Some crimes are very old. Trespass to property is both a criminal offence and a civil cause of action. It is covered in State criminal law in the Inclosed Lands Protection Act 1901.
As we discovered last week at Newtown Local Court, as old and well-known as the law in this area is, law-abiding people, acting with fair intentions, can still fall afoul of these provisions.
Entering someone else’s property, whether it be up their garden path, or through the door of their unit or their business, without their invitation or permission (what is called ‘licence’) can land you in court – depending on a few factors.
Think of how common it is to have really noisy neighbours and after repeated approaches to keep it down after a certain hour, who would not think of poking their head through the door or the window and telling them off? One can think easily of other circumstances when limited and brief entry into another’s personal or business premises may occur with possibly good reasons or without thinking.
For our client, what started this case was the noise from his next-door neighbour’s dance studio, operating in breach of its DA after-hours with late night beats and a dozen legs thumping the floor in rhythm – next to an open window and shared wall.
Many text messages to the owner and unacted upon complaints to council later, late one night, when messages were not being responded to, nearly an hour after when the studio session was supposed to end according to its DA, our client left his flat, walked up the stairs and through the doorway into the continuing dance session, stepping only a couple of steps inside the door and remonstrating with the group and then returned next door to his home.
He was charged sometime later under s.4(1)(b) that he entered the inclosed lands of the studio without the consent of the business owner.
He pleaded not guilty, and the matter proceeded to final hearing at Court.
The facts showed good intentions, his behaviour in the studio was hardly offensive; but what counted was his physical presence, and why he was there, then.
The legal question was: did his entrance through the interior studio door happen with a ‘lawful excuse’? This is the built-in defence of the section, but the burden of proving lawful excuse rests upon those seeking to claim a right to enter the land or space of the occupier.
There is High Court authority on the limits of lawful excuse. Statutory formulations may vary between the States and Territories, but the principles are broadly applicable.

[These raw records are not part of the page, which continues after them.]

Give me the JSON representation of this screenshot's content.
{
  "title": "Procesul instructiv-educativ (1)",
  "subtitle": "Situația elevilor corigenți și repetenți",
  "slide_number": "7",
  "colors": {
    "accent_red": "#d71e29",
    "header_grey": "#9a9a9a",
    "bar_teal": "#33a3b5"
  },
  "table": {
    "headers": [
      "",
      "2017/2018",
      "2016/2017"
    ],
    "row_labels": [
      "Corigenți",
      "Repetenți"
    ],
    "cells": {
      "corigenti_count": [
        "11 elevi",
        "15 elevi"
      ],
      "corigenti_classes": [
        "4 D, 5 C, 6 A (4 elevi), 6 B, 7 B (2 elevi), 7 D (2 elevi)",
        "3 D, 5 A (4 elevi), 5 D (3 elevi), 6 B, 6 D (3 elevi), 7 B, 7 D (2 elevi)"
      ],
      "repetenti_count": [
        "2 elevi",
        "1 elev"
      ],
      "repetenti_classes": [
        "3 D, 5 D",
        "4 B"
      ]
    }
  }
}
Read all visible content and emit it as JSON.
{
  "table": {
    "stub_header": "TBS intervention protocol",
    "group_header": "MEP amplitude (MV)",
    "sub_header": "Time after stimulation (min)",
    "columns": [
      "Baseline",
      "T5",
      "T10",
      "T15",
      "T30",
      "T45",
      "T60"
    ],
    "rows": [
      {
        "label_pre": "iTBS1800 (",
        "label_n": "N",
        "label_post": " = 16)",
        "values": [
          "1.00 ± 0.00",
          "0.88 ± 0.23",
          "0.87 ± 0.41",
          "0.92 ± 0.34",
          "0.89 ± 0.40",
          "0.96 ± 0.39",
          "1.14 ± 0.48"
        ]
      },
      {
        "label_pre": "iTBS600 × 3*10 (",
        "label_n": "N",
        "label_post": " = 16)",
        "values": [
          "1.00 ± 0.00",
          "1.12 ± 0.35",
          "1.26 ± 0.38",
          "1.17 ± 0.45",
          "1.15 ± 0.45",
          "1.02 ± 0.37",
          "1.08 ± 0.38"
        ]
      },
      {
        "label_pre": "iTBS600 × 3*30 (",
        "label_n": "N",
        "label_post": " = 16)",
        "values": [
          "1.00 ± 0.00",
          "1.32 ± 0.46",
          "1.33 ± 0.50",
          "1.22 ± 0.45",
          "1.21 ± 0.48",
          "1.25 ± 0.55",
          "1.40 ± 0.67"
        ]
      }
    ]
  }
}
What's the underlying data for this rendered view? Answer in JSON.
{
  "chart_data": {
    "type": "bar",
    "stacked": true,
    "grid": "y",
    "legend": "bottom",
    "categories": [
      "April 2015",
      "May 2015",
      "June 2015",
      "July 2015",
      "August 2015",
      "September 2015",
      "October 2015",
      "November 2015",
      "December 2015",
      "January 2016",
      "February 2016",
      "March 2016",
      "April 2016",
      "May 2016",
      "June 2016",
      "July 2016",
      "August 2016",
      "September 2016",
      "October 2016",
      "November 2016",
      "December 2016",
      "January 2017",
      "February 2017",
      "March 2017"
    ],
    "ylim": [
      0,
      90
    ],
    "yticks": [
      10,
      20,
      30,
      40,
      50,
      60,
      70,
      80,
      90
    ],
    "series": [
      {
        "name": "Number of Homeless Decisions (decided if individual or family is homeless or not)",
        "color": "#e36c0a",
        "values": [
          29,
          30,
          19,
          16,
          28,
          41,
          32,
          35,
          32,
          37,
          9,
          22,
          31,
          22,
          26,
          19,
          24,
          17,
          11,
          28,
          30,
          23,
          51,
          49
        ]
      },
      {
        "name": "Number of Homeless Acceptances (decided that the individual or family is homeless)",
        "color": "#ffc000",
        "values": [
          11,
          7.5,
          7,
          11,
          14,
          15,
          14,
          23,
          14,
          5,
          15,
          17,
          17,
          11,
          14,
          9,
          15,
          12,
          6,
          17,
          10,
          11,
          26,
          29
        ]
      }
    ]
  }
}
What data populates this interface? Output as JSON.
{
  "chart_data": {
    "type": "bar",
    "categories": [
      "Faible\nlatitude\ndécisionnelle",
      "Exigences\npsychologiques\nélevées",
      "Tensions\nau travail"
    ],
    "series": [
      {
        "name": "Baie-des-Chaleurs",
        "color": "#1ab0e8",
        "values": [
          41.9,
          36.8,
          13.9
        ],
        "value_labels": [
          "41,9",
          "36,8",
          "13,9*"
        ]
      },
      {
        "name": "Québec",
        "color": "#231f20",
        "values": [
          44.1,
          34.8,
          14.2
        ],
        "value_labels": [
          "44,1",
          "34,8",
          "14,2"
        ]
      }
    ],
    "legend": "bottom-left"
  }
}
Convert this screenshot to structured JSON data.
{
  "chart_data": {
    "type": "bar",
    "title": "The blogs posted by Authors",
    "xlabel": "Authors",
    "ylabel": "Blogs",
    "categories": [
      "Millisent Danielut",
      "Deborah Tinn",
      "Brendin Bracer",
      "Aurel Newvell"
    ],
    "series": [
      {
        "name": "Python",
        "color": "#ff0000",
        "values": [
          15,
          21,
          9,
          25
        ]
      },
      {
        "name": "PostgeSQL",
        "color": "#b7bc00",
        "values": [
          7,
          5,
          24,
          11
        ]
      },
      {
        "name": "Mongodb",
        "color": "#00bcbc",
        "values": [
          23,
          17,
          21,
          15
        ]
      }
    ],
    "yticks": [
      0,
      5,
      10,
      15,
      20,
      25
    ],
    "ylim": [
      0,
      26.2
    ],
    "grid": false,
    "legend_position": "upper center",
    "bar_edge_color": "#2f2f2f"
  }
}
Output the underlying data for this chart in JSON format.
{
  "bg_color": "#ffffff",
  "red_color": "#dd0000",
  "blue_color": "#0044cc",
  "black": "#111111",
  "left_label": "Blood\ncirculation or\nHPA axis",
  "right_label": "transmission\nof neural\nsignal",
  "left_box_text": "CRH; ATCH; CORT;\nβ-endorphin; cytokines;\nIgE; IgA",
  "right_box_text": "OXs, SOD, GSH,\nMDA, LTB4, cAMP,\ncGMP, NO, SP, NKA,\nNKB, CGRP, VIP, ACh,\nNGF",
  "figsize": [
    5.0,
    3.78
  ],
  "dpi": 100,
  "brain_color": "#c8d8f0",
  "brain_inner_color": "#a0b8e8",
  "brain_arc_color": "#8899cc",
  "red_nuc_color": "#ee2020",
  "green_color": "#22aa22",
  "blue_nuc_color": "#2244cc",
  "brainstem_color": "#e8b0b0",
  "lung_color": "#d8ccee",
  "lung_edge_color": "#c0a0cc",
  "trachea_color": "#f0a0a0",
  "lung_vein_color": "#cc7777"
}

The leading cases[1] involve police entry, warrantless, up someone’s drive or path to the door to coerce their behaviour in certain ways, in the most recent high authority[2] for the purposes of administering an alcohol breath test. The decisions make clear that seeking to enforce something on an occupier within the boundaries of their home or premises (depending, with some complexity, on what was being sought, without invitation or implied licence) will fall outside of the ‘knock and talk’ implied licence (of, say, door-to-door canvassers), and can amount to a trespass.
Many powers of law enforcement provisions exist permitting officers access in various situations, but if in a broad array of scenario where these powers do not exist or apply, particularly for a private citizen seeking to ‘enforce’, as here, by way of a reminder to the occupier (and the terms of a broken DA by the Dance Studio), then the defence of lawful excuse in s.4(1)(b), which is interpreted according to the common law, as it has been enunciated by the High Court, may not actually extend this far.
As it happened in our case, by means of a late change of plea, and our voluminous evidentiary materials handed up to the bench in support of our plea in mitigation, the learned Magistrate was persuaded to expressing her understanding of how difficult it would be to have a next-door dance studio operating outside its permitted hours, late into the evening, and so declined to record a conviction, imposing the most lenient result available at law following establishment of guilt, being an order under s.10(1)(a) for an immediate dismissal, meaning the client avoided a conviction and paid no fine.
The lesson here is that when confronted by a situation like this, long-suffering neighbours to noisy premises must be mindful to seek legal advice before they decide to take matters into their own hands (and feet) by entering inclosed premises to issue an on-site complaint.
Crossing the boundaries of your neighbour’s property sometimes means knowing the boundaries of the law in this area of practice as well as the boundaries of your neighbour’s place. If in doubt, ask lawyers who practice in this field.
[1] See: Halliday v Nevill & Anor (1984) HCA 80
[2] Roy v O’Neill (2020) HCA 45 in particular the reasons of Bell and Gageler JJ
*Disclaimer: This is intended as general information only and not to be construed as legal advice. The above information is subject to changes over time. You should always seek professional advice before taking any course of action*.